Minneapolis is becoming ‘Murderapolis’ again and other commentary

Minneapolis update: Back to ‘Murderapolis’

“With the gigantic outpouring of global attention” to the George Floyd case, Michael Tracey argues at his Substack newsletter, “it would be foolish to not also notice the comparatively minuscule attention that other instances of unjust killings receive.” Violence in Minneapolis has “vastly increased since last summer’s protests and riots,” with 2020 setting the second-worst homicide year on record, “after only 1995, when the city was ignobly dubbed ‘Murderapolis.’ ” The trend continues this year, and notably, “more than 80 percent of the shooting victims in 2020 were black.” Cops blame a political climate that “has allowed perpetrators to wreak havoc without consequence,” and “regular citizens (including nonwhites) often have a similar perspective.” As one older man put it to Tracey, “I don’t know what fool would think about defunding the police. . . . Because once you do that, who’s gonna protect you?”

Libertarian: Joe’s Plan To Grow Gov’t

President Biden’s speech last week “made clear” that he is using the pandemic as “an excuse” to permanently ram through preexisting Democratic priorities, sighs Reason’s Peter Suderman. He wants to expand Oba­maCare subsidies indefinitely, for instance, and enlarge and make permanent other entitlements. Alas, “big government has already become bigger government, and under Biden it is on track” to grow larger still. The president framed his speech as a “response” to a crisis. It isn’t, but “if he keeps this up, he may leave a new crisis in his wake.”
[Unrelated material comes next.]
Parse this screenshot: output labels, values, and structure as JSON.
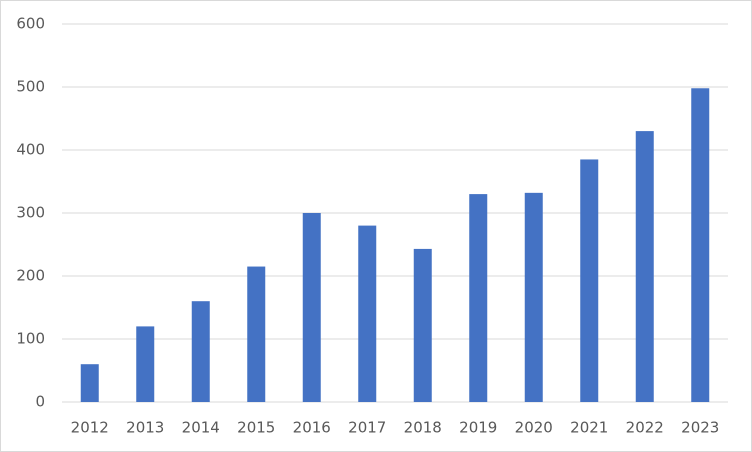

From the left: Biden’s Vax-Messaging Misstep

As “200 attendees entered the 1,600-person-capacity House chamber spaced apart and wearing masks” for Wednesday’s joint session of Congress, “President Biden missed his biggest opportunity to reduce vaccine hesitancy,” laments physician and former Planned Parenthood boss Leana S. Wen at The Washington Post. There was “most likely no one who has coronavirus,” given all members of Congress are vaccinated,  yet ironclad masking and social distancing continued. Our leaders should be willing to take (very good) “odds . . . to demonstrate the benefit of vaccination to the American people.” At best, the over-correction “makes public-health measures seem performative, rather than science-based,” and “at worst, it calls vaccine efficacy into question.” Biden could “have sent an unequivocal message that vaccines are safe, effective and the key to ending the pandemic. Instead, the American people got a different message, one that could impede the nation’s vaccine progress at a time when we can least afford it.”

House vets: Winning the New Space Race

Defining the year-old Space Force’s culture is “critical,” urge former GOP House intelligence-committee chief Mike Rogers and his Democratic colleague Glenn Nye at The Hill. Getting it right means “a renaissance in space capabilities”; getting it wrong means “slow-moving ­bureaucracy, byzantine acquisition processes and ceding the metaphorical highest ground to China and Russia.” The newest service branch should embrace both “emerging technology” and its risks. Besides working with the departments of State, Commerce and Transportation, “the Space Force and the intelligence community must work more closely with the commercial space sector,” not just “buying ­capabilities” but “developing critical partnerships” to match “the speed of innovation with the speed of acquisition.” The goal: “nothing less than the establishment of an American-led multilateral order with rules for orbit and other planetary bodies.” It’s “no longer the realm of science fiction,” but “a matter of diplomacy and military fact.”

Conservative: Cuo Might Just Get Away With It

“Andrew Cuomo could murder thousands of senior citizens in the middle of Fifth Avenue and not lose a single supporter,” fumes Stephen L. Miller at Spectator USA. Despite two major scandals — the nursing-homes debacle and an avalanche of sex-abuse allegations — “Cuomo is going to get away with it all, and he knows it.” And that’s in large part thanks to “a national media still obsessing over the last presidency while ignoring the body count of the New York governor.”